Join Chris and Fred as they discuss perhaps the most common … and commonly used reliability ‘metric’ – mean time between failure (MTBF). When many of the US military standards regarding reliability were written, electronic calculators (let alone laptops with spreadsheets) didn’t exist. So the statistical inference had to be simple and ‘doable by hand.’ This necessitated the broad assumption of a constant hazard rate – meaning that reliability had to be measured in terms of MTBF. But for some reason, event though the majority of these handbooks have been withdrawn from circulation, we still see them almost enshrined in our reliability thinking.

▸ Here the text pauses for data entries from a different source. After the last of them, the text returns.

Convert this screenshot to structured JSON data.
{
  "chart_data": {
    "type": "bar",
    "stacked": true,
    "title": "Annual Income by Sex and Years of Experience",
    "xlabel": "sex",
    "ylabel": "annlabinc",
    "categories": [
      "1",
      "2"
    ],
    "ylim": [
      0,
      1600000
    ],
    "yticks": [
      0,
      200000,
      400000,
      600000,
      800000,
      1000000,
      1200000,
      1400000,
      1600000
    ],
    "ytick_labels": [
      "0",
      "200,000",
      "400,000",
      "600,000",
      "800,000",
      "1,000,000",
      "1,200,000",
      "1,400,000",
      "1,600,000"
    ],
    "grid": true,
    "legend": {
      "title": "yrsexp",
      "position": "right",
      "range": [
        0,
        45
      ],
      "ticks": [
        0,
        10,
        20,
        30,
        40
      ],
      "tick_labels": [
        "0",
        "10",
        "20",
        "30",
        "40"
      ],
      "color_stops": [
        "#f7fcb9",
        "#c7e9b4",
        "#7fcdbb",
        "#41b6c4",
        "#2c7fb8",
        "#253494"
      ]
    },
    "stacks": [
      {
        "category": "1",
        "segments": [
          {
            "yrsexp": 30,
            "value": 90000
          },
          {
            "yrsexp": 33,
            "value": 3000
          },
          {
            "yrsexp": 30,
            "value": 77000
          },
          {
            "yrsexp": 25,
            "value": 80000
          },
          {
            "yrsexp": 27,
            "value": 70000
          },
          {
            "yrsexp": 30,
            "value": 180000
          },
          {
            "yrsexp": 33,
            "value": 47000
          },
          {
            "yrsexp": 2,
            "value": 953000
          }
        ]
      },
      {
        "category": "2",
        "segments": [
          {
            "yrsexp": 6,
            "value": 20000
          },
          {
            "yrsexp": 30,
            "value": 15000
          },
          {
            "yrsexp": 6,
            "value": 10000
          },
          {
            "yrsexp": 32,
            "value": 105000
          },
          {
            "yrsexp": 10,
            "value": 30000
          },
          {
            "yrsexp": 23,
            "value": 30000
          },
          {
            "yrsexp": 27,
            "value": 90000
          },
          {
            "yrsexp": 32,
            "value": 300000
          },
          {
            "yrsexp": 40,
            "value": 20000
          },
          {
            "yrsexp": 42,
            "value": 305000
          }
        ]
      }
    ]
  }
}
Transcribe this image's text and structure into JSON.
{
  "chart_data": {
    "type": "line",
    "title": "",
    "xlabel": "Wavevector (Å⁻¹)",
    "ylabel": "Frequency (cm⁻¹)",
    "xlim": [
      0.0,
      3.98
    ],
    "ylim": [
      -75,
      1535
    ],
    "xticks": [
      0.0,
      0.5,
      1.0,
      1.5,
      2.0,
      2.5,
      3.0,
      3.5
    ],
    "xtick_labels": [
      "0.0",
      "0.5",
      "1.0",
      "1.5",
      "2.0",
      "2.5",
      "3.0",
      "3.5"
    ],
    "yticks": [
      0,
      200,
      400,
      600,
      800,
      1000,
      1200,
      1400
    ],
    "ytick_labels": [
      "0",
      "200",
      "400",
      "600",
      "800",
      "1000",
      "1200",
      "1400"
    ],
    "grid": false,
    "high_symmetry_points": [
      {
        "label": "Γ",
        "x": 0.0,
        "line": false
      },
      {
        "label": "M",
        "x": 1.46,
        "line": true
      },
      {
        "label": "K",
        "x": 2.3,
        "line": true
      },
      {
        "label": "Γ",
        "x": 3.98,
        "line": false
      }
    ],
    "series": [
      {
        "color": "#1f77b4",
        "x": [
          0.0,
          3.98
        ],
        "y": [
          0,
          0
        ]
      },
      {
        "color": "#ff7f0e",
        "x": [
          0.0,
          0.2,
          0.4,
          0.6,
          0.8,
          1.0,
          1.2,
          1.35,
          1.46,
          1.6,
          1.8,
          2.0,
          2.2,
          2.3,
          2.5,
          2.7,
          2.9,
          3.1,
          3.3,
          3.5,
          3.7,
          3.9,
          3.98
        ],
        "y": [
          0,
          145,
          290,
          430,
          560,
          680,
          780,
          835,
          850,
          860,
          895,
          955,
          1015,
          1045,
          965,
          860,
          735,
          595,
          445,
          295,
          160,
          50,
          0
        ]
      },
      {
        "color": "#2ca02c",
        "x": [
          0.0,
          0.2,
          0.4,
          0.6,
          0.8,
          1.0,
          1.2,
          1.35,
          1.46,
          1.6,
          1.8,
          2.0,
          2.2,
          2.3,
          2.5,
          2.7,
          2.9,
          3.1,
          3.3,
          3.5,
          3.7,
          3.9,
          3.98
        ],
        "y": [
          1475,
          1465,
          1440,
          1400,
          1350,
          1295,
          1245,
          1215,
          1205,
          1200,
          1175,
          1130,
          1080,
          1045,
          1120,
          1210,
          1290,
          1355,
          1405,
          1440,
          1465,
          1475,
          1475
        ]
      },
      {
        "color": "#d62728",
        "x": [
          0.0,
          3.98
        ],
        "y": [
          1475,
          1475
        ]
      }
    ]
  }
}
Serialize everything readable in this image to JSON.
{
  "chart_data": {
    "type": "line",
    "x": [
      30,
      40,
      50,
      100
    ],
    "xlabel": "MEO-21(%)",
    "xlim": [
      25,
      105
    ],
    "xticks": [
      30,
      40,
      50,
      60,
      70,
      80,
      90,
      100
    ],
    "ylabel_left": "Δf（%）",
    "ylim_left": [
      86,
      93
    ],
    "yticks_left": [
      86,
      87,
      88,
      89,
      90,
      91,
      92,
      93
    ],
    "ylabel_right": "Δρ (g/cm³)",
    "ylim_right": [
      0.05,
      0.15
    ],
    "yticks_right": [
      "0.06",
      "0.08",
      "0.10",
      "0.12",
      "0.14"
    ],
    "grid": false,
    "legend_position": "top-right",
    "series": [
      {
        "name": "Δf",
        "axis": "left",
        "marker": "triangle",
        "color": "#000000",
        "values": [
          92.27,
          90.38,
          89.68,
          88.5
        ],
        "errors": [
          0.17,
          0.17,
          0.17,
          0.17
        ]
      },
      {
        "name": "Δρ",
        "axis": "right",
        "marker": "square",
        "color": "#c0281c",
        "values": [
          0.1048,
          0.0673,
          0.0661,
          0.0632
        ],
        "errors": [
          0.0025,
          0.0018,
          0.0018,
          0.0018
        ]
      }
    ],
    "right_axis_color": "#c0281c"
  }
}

Knowing if something is failing due to infant mortality, wear-out or at a constant rate is vitally important for improving reliability. If we see infant mortality, then we suspect that manufacturing defects are to blame. If we see wear-out, then we know our system has failure mechanisms based on the accumulation of damage and we can incorporate more margins into design. If we see a constant hazard rate, we reasonably suspect external environmental stresses (such as voltage spikes) are causing failure.

Chris showed Fred a little video, which showed the transition of a probability density function (PDF) from a wear-out mechanism (with the indicative bell curve) to a dominant infant mortality mechanism. The video saw the PDFs slowly morph from one extreme to the other … all the while illustrating the percentage of systems we would expect to fail by the MTBF. It started at 50 per cent for wear-out mechanisms, moved through 63 per cent for constant hazard rates, and then rapidly increased to almost 100 per cent for infant mortality mechanisms. That’s right – it is statistically possible for virtually all systems to fail by the MTBF if there is extreme infant mortality.

How many management teams know this?

Topics include:

  • The historical underpinnings of the MTBF and how it is a relic of a bygone era where it was assumed no one had access to electronic computational power.
  • What the MTBF actually means – and perhaps more importantly doesn’t mean when we are trying to understand reliability characteristics.
  • How dangerous the MTBF can be if it is assumed to ‘be reliability.’ MTBF is a parameter of the random failure process – not a reliability metric
  • How you need metrics beyond the MTBF to inform reliability based decisions in both the business and engineering elements of product development.